Détachement de l’OCLAESP en Guyane : découverte d’un premier cas d’empoisonnement à la phosphine

  • Par lieutenante Floriane Hours
  • Publié le 05 octobre 2021
Photo d'illustration.
© MI DICOM - J. Rocha

C’est une première en France. Après 6 mois d’enquête, un lien vient pour la première fois d’être établi entre le décès d’une personne et l’utilisation de phosphine, un puissant insecticide. Une découverte qui fait suite à des investigations menées conjointement par la compagnie de gendarmerie de Kourou et le détachement de Cayenne de l’OCLAESP (Office Central de Lutte contre les Atteintes à l’Environnement et à la Santé Publique).

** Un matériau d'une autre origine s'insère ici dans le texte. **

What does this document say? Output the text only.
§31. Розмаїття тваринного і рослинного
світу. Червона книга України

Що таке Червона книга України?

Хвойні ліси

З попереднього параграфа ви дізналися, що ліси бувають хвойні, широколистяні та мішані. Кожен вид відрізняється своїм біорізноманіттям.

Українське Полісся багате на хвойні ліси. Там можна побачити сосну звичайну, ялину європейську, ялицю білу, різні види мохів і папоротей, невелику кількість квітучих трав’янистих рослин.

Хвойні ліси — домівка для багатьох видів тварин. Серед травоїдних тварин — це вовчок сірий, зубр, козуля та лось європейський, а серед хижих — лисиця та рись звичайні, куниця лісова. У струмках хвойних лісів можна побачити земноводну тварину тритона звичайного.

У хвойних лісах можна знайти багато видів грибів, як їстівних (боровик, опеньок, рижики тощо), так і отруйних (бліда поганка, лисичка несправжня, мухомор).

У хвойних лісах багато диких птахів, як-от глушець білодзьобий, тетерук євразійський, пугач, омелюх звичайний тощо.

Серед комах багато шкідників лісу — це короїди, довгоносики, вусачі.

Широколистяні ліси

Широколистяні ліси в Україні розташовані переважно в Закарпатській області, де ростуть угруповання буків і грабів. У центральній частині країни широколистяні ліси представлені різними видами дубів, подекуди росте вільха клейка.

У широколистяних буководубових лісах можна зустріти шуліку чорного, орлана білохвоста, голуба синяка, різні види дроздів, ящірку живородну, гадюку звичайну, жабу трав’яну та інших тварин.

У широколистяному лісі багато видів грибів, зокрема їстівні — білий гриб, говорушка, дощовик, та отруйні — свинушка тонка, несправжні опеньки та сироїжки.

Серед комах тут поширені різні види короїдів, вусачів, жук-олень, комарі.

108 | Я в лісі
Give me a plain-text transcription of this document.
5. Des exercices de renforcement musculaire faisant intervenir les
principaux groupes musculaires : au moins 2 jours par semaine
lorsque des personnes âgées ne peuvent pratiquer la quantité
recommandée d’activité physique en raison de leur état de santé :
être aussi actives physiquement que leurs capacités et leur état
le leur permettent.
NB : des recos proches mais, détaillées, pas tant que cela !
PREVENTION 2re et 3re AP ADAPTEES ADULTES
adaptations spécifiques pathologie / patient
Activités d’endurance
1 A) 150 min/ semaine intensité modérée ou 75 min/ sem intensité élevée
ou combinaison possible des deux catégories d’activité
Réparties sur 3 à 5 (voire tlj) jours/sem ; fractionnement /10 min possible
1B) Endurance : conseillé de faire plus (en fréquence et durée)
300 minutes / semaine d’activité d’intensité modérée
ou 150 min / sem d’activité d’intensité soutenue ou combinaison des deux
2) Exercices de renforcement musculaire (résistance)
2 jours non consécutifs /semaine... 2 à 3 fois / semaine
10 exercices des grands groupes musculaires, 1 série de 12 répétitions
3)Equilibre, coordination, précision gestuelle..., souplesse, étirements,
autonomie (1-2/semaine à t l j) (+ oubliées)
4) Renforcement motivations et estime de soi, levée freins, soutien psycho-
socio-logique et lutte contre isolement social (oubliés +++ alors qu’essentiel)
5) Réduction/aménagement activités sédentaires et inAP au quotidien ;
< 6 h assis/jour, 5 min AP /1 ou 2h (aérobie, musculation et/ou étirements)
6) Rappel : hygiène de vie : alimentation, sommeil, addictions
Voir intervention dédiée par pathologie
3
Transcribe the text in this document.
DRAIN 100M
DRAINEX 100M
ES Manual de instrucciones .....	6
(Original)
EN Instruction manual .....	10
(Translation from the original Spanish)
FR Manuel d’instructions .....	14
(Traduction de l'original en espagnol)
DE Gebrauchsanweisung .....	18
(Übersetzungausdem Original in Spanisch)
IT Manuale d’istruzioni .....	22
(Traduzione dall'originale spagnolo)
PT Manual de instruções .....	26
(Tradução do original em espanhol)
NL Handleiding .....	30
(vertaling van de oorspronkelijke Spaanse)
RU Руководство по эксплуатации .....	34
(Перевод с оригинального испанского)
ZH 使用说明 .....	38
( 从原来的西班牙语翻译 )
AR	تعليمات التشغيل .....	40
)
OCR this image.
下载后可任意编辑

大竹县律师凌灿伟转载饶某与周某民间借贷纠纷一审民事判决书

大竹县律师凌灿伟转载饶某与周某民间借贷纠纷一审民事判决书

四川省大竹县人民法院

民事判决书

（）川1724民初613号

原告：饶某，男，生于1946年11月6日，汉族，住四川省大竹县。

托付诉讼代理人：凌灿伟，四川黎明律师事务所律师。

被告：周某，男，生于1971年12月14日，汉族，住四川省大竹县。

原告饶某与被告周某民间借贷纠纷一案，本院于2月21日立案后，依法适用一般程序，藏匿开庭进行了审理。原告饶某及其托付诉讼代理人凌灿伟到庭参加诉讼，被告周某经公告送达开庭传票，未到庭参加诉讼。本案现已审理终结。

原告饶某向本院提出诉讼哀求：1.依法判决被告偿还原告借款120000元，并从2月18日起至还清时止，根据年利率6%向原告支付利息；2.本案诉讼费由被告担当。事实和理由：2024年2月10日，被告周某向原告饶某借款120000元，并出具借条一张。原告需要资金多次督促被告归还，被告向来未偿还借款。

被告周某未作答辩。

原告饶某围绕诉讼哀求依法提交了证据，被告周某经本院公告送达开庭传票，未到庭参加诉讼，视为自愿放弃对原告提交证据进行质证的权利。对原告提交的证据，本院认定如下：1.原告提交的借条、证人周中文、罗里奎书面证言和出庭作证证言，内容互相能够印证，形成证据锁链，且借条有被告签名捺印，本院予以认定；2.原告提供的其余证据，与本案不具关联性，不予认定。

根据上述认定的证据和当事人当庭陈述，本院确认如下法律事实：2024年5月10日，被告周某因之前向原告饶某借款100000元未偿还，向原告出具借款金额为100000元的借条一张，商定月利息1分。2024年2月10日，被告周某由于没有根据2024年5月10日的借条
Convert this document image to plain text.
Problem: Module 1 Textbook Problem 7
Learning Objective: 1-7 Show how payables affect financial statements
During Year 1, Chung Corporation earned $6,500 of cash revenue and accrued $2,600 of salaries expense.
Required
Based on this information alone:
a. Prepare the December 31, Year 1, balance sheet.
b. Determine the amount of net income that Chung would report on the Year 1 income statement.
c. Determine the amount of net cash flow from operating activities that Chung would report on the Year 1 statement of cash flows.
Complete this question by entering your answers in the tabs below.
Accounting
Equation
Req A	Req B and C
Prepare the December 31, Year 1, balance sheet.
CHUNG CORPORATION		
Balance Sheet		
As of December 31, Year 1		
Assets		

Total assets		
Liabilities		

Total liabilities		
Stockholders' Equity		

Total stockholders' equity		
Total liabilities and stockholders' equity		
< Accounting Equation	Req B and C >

Tout débute le 20 janvier 2021 en Guyane, lorsqu’une jeune femme de 21 ans est admise au centre hospitalier de Kourou. Elle souffre de vomissements et de détresse respiratoire. Le 21 janvier 2021, soit le lendemain, elle décède sans qu’aucune cause concrète n’ait pu être déterminée. Le soir même, son fils, âgé de trois ans, présentant les mêmes symptômes, est à son tour hospitalisé en pédiatrie à Kourou, avant d’être transféré en Martinique, où il est pris en charge durant une dizaine de jours à l’hôpital de Fort-de-France. En Guyane, une enquête est très rapidement ouverte pour déterminer les causes du décès de la jeune femme. Le détachement de l’OCLAESP à Cayenne et la compagnie de gendarmerie de Kourou sont co-saisis.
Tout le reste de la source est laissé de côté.